Responding to These Challenges
The conventional translational model with average lags of two decades is unsustainable and the demand for new translational models favouring more rapid realisation of patient and health service benefits and economic returns is growing. With advances in genomics and informatics driving better understanding of the molecular basis of diseases, the research opportunities to develop new therapeutics (or repurpose existing ones) and diagnostics to stratify patients to guide treatment (precision medicine) will increase. Combined with innovative clinical trial designs that allow more flexible methods to accumulate safety and efficacy data, the challenge, as predicted by the Accelerated Access Review, will be systems that can evaluate, select and adopt effective and cost effective innovations more quickly.
Scotland has made great strides in addressing this challenge. In terms of study start-up, NHS Research Scotland (NRS) has significantly removed the bureaucracy associated with commencing multi‑centre studies. With generic study issues now being considered once for the whole country, as opposed to being revisited at every site as was previously the case, there has been a significant reduction in the time taken to approve studies. The introduction of a single cost and contract negotiation for the whole country has further increased efficiency and made Scotland a popular destination for commercial trials.
But addressing this part of the process in isolation will not deliver the improvements required for an efficient 21st century health service. For that reason CSO has been working with our Scottish universities with a view to joining up early stage innovative research with later stage clinical testing. Taking a holistic view of the product development pathway is essential if time wasting delays are to be avoided, and patients are to have earlier access to novel treatments.
A good example is the development of a Scottish precision medicine ecosystem, pulling together the academic excellence of our universities with the clinical expertise of NRS, creating a joined up portal through which a single contract - spanning early development work through to clinical evaluation - can be made.
This model developed for research has the scope for wider application.

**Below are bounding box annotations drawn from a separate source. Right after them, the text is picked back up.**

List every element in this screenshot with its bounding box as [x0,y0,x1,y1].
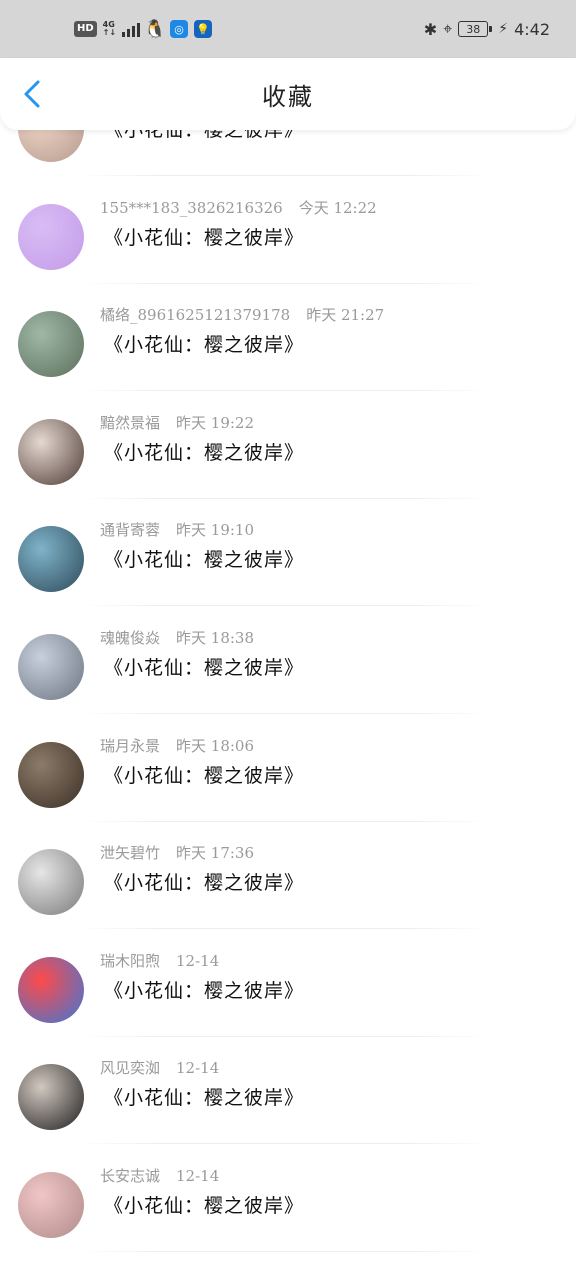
avatar[interactable] [18,526,84,593]
list-item[interactable]: 155***183_3826216326 今天 12:22 《小花仙：樱之彼岸》 [0,197,576,305]
book-title[interactable]: 《小花仙：樱之彼岸》 [104,223,304,250]
timestamp: 12-14 [176,951,220,970]
list-item[interactable]: 瑞月永景 昨天 18:06 《小花仙：樱之彼岸》 [0,735,576,843]
item-meta: 风见奕洳 12-14 [100,1057,219,1078]
hd-badge: HD [74,21,97,37]
page-title: 收藏 [262,82,314,111]
charging-icon: ⚡ [498,21,509,37]
bluetooth-icon: ✱ [423,19,438,39]
item-meta: 黯然景福 昨天 19:22 [100,412,254,433]
user-name: 瑞木阳煦 [100,951,161,970]
status-bar: HD 4G ↑↓ 🐧 ◎ 💡 ✱ ⌖ 38 ⚡ 4:42 [0,0,576,58]
avatar[interactable] [18,956,84,1023]
item-meta: 瑞木阳煦 12-14 [100,950,219,971]
status-bar-right: ✱ ⌖ 38 ⚡ 4:42 [424,19,550,39]
timestamp: 12-14 [176,1059,220,1078]
divider [80,175,490,176]
list-item[interactable]: 泄矢碧竹 昨天 17:36 《小花仙：樱之彼岸》 [0,842,576,950]
list-item[interactable]: 风见奕洳 12-14 《小花仙：樱之彼岸》 [0,1057,576,1165]
user-name: 泄矢碧竹 [100,844,161,863]
bulb-icon: 💡 [194,20,213,38]
divider [80,1143,490,1145]
status-bar-left: HD 4G ↑↓ 🐧 ◎ 💡 [74,18,213,40]
list-item[interactable]: 魂魄俊焱 昨天 18:38 《小花仙：樱之彼岸》 [0,627,576,735]
list-item[interactable]: 通背寄蓉 昨天 19:10 《小花仙：樱之彼岸》 [0,519,576,627]
user-name: 155***183_3826216326 [100,198,283,217]
network-activity: ↑↓ [102,28,117,37]
list-item[interactable]: 橘络_8961625121379178 昨天 21:27 《小花仙：樱之彼岸》 [0,304,576,412]
timestamp: 12-14 [176,1167,220,1185]
divider [80,713,490,714]
divider [80,390,490,392]
user-name: 通背寄蓉 [100,521,161,540]
battery-icon: 38 [458,21,493,37]
book-title[interactable]: 《小花仙：樱之彼岸》 [104,330,304,357]
timestamp: 昨天 19:22 [176,413,255,432]
book-title[interactable]: 《小花仙：樱之彼岸》 [104,545,304,572]
item-meta: 长安志诚 12-14 [100,1165,219,1186]
list-item[interactable]: 长安志诚 12-14 《小花仙：樱之彼岸》 [0,1165,576,1273]
list-item[interactable]: 瑞木阳煦 12-14 《小花仙：樱之彼岸》 [0,950,576,1058]
header: 收藏 [0,58,576,130]
clock: 4:42 [514,19,550,39]
avatar[interactable] [18,418,84,485]
divider [80,820,490,822]
avatar[interactable] [18,1064,84,1131]
location-icon: ⌖ [443,19,453,38]
book-title[interactable]: 《小花仙：樱之彼岸》 [104,1191,304,1218]
chevron-left-icon [24,80,40,108]
back-button[interactable] [18,78,46,110]
item-meta: 魂魄俊焱 昨天 18:38 [100,627,254,648]
avatar[interactable] [18,741,84,808]
book-title[interactable]: 《小花仙：樱之彼岸》 [104,438,304,465]
avatar[interactable] [18,1172,84,1238]
book-title[interactable]: 《小花仙：樱之彼岸》 [104,976,304,1003]
user-name: 魂魄俊焱 [100,629,161,647]
item-meta: 155***183_3826216326 今天 12:22 [100,197,377,218]
user-name: 黯然景福 [100,413,161,432]
timestamp: 昨天 18:06 [176,736,255,755]
browser-icon: ◎ [170,20,189,38]
item-meta: 橘络_8961625121379178 昨天 21:27 [100,304,384,325]
qq-icon: 🐧 [143,18,167,40]
divider [80,928,490,930]
user-name: 瑞月永景 [100,736,161,755]
favorites-list: 志书东子今天 13:18《小花仙：樱之彼岸》155***183_38262163… [0,94,576,1280]
divider [80,605,490,607]
user-name: 橘络_8961625121379178 [100,306,291,325]
timestamp: 昨天 18:38 [176,629,255,647]
item-meta: 泄矢碧竹 昨天 17:36 [100,842,254,863]
timestamp: 今天 12:22 [298,198,377,217]
user-name: 长安志诚 [100,1167,161,1185]
avatar[interactable] [18,634,84,700]
battery-level: 38 [466,22,481,36]
timestamp: 昨天 21:27 [306,306,385,325]
book-title[interactable]: 《小花仙：樱之彼岸》 [104,868,304,895]
book-title[interactable]: 《小花仙：樱之彼岸》 [104,761,304,788]
book-title[interactable]: 《小花仙：樱之彼岸》 [104,653,304,680]
timestamp: 昨天 19:10 [176,521,255,540]
avatar[interactable] [18,311,84,378]
book-title[interactable]: 《小花仙：樱之彼岸》 [104,1083,304,1110]
timestamp: 昨天 17:36 [176,844,255,863]
item-meta: 通背寄蓉 昨天 19:10 [100,519,254,540]
divider [80,1035,490,1037]
user-name: 风见奕洳 [100,1059,161,1078]
signal-icon [122,21,141,37]
divider [80,282,490,284]
network-type: 4G ↑↓ [103,21,116,37]
avatar[interactable] [18,849,84,916]
divider [80,1251,490,1252]
item-meta: 瑞月永景 昨天 18:06 [100,735,254,756]
avatar[interactable] [18,203,84,270]
divider [80,497,490,499]
list-item[interactable]: 黯然景福 昨天 19:22 《小花仙：樱之彼岸》 [0,412,576,520]
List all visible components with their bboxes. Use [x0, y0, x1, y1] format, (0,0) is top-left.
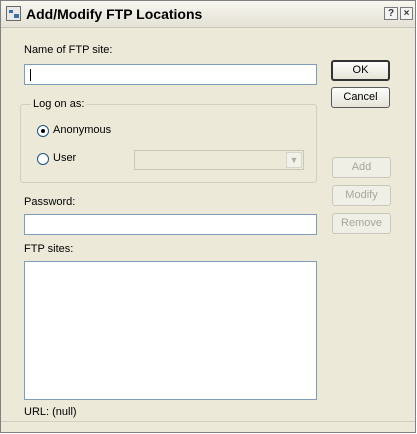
logon-group-label: Log on as:: [31, 98, 87, 110]
url-status: URL: (null): [24, 406, 77, 418]
ok-button[interactable]: OK: [331, 60, 390, 81]
user-combo: ▼: [134, 150, 304, 170]
text-caret: [30, 69, 31, 81]
dialog-bottom-divider: [1, 421, 415, 422]
ftp-locations-icon: [6, 6, 21, 21]
site-name-label: Name of FTP site:: [24, 44, 113, 56]
anonymous-label[interactable]: Anonymous: [53, 124, 111, 136]
password-label: Password:: [24, 196, 76, 208]
window-title: Add/Modify FTP Locations: [26, 6, 203, 22]
chevron-down-icon: ▼: [286, 152, 302, 168]
ftp-sites-list[interactable]: [24, 261, 317, 400]
password-input[interactable]: [24, 214, 317, 235]
modify-button: Modify: [332, 185, 391, 206]
remove-button: Remove: [332, 213, 391, 234]
site-name-input[interactable]: [24, 64, 317, 85]
add-modify-ftp-dialog: Add/Modify FTP Locations ? × Name of FTP…: [0, 0, 416, 433]
title-bar[interactable]: Add/Modify FTP Locations ? ×: [1, 1, 415, 28]
user-label[interactable]: User: [53, 152, 76, 164]
user-radio[interactable]: [37, 153, 49, 165]
ftp-sites-label: FTP sites:: [24, 243, 74, 255]
cancel-button[interactable]: Cancel: [331, 87, 390, 108]
anonymous-radio[interactable]: [37, 125, 49, 137]
help-button[interactable]: ?: [384, 7, 398, 20]
add-button: Add: [332, 157, 391, 178]
close-button[interactable]: ×: [400, 7, 413, 20]
logon-groupbox: [20, 104, 317, 183]
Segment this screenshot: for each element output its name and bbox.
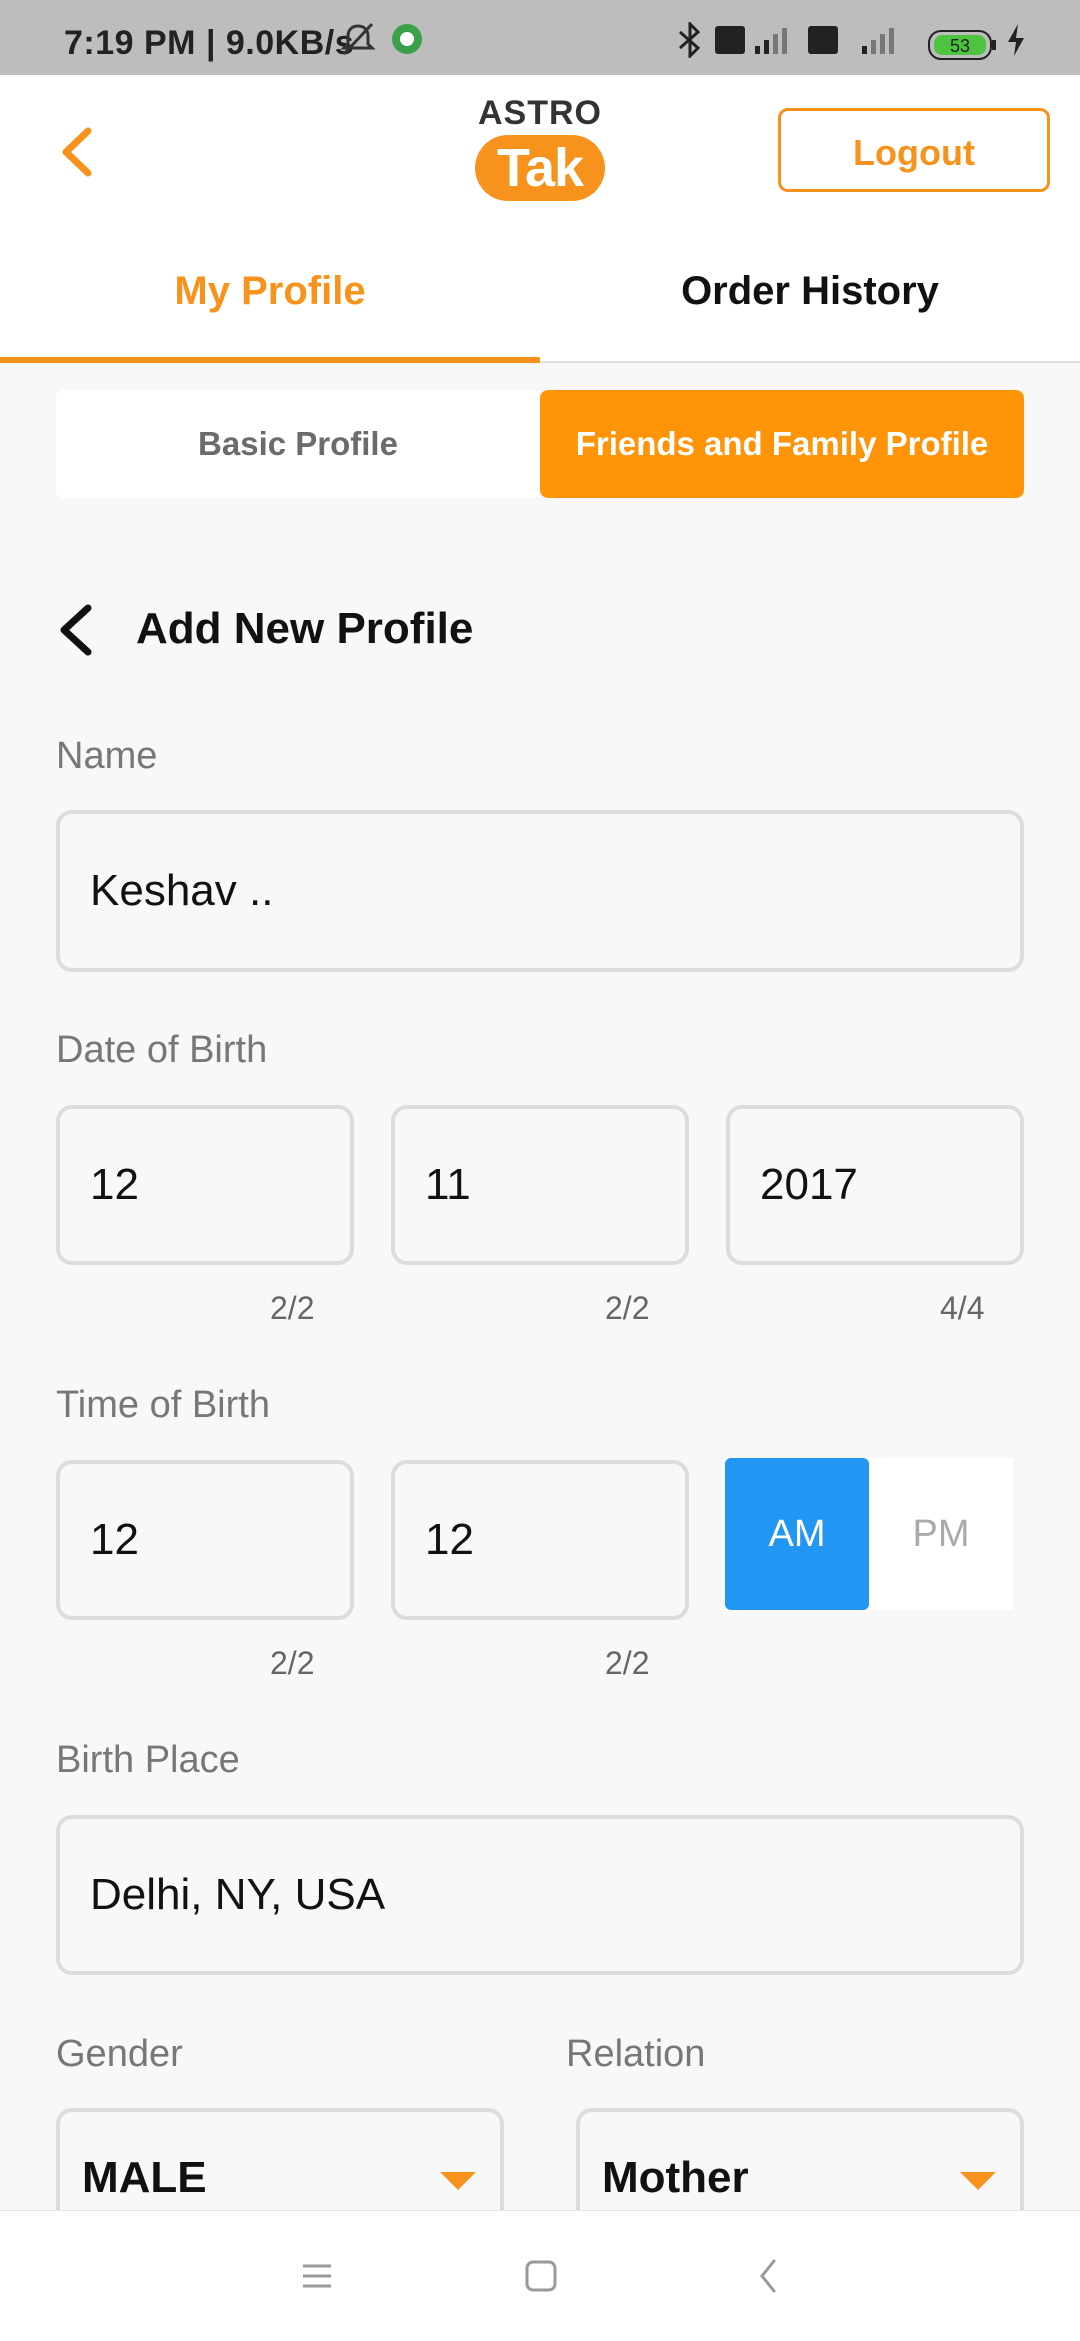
tob-minute-input[interactable]: 12 [391, 1460, 689, 1620]
menu-icon[interactable] [300, 2261, 334, 2296]
chevron-down-icon [960, 2172, 996, 2190]
dob-label: Date of Birth [56, 1029, 268, 1071]
tob-label: Time of Birth [56, 1384, 270, 1426]
name-label: Name [56, 735, 158, 777]
chevron-down-icon [440, 2172, 476, 2190]
logo-text-top: ASTRO [478, 94, 602, 132]
chevron-left-icon [60, 604, 92, 656]
mute-icon [338, 22, 378, 63]
birth-place-label: Birth Place [56, 1739, 240, 1781]
system-navigation-bar [0, 2210, 1080, 2341]
status-bar: 7:19 PM | 9.0KB/s 53 [0, 0, 1080, 75]
basic-profile-button[interactable]: Basic Profile [56, 390, 540, 498]
gender-label: Gender [56, 2033, 183, 2075]
status-time: 7:19 PM | 9.0KB/s [64, 24, 355, 62]
back-button[interactable] [44, 117, 114, 187]
back-nav-icon[interactable] [756, 2257, 780, 2300]
app-notification-icon [390, 22, 424, 61]
dob-year-input[interactable]: 2017 [726, 1105, 1024, 1265]
logo-text-bottom: Tak [475, 135, 605, 201]
battery-icon: 53 [928, 30, 998, 65]
am-pm-toggle: AM PM [725, 1458, 1013, 1610]
dob-month-input[interactable]: 11 [391, 1105, 689, 1265]
tob-hour-counter: 2/2 [270, 1645, 315, 1681]
friends-family-profile-button[interactable]: Friends and Family Profile [540, 390, 1024, 498]
signal-volte-1-icon [715, 22, 795, 63]
dob-day-input[interactable]: 12 [56, 1105, 354, 1265]
bluetooth-icon [676, 20, 704, 63]
astrotak-logo: ASTRO Tak [470, 95, 610, 213]
tob-minute-counter: 2/2 [605, 1645, 650, 1681]
relation-value: Mother [602, 2153, 749, 2202]
name-input[interactable]: Keshav .. [56, 810, 1024, 972]
dob-day-counter: 2/2 [270, 1290, 315, 1326]
dob-year-counter: 4/4 [940, 1290, 985, 1326]
birth-place-input[interactable]: Delhi, NY, USA [56, 1815, 1024, 1975]
battery-level: 53 [950, 36, 970, 56]
gender-value: MALE [82, 2153, 207, 2202]
am-button[interactable]: AM [725, 1458, 869, 1610]
logout-button[interactable]: Logout [778, 108, 1050, 192]
form-back-button[interactable] [52, 600, 102, 660]
tab-my-profile[interactable]: My Profile [0, 235, 540, 363]
charging-icon [1004, 22, 1028, 63]
pm-button[interactable]: PM [869, 1458, 1013, 1610]
tob-hour-input[interactable]: 12 [56, 1460, 354, 1620]
app-header: ASTRO Tak Logout [0, 75, 1080, 235]
profile-tabs: My Profile Order History [0, 235, 1080, 363]
form-title: Add New Profile [136, 604, 474, 653]
profile-type-toggle: Basic Profile Friends and Family Profile [56, 390, 1024, 498]
tab-order-history[interactable]: Order History [540, 235, 1080, 361]
home-icon[interactable] [524, 2259, 558, 2298]
signal-volte-2-icon [808, 22, 908, 63]
relation-label: Relation [566, 2033, 706, 2075]
chevron-left-icon [62, 127, 92, 177]
dob-month-counter: 2/2 [605, 1290, 650, 1326]
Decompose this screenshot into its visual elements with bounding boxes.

As reported above, the Interim Report of the Accelerated Access Review (AAR) also outlines the need for a coherent and joined-up innovation infrastructure from research to procurement. The Innovation Cluster approach being adopted in Scotland aims to facilitate this move towards a simpler and clearer pathway through the innovation landscape. Initiatives such as the Cluster's work on Open Innovation and a Small Business Research initiative (SBRI) call in diabetes (co-funded by Scottish Government and Scottish Enterprise) are good examples of work in this area.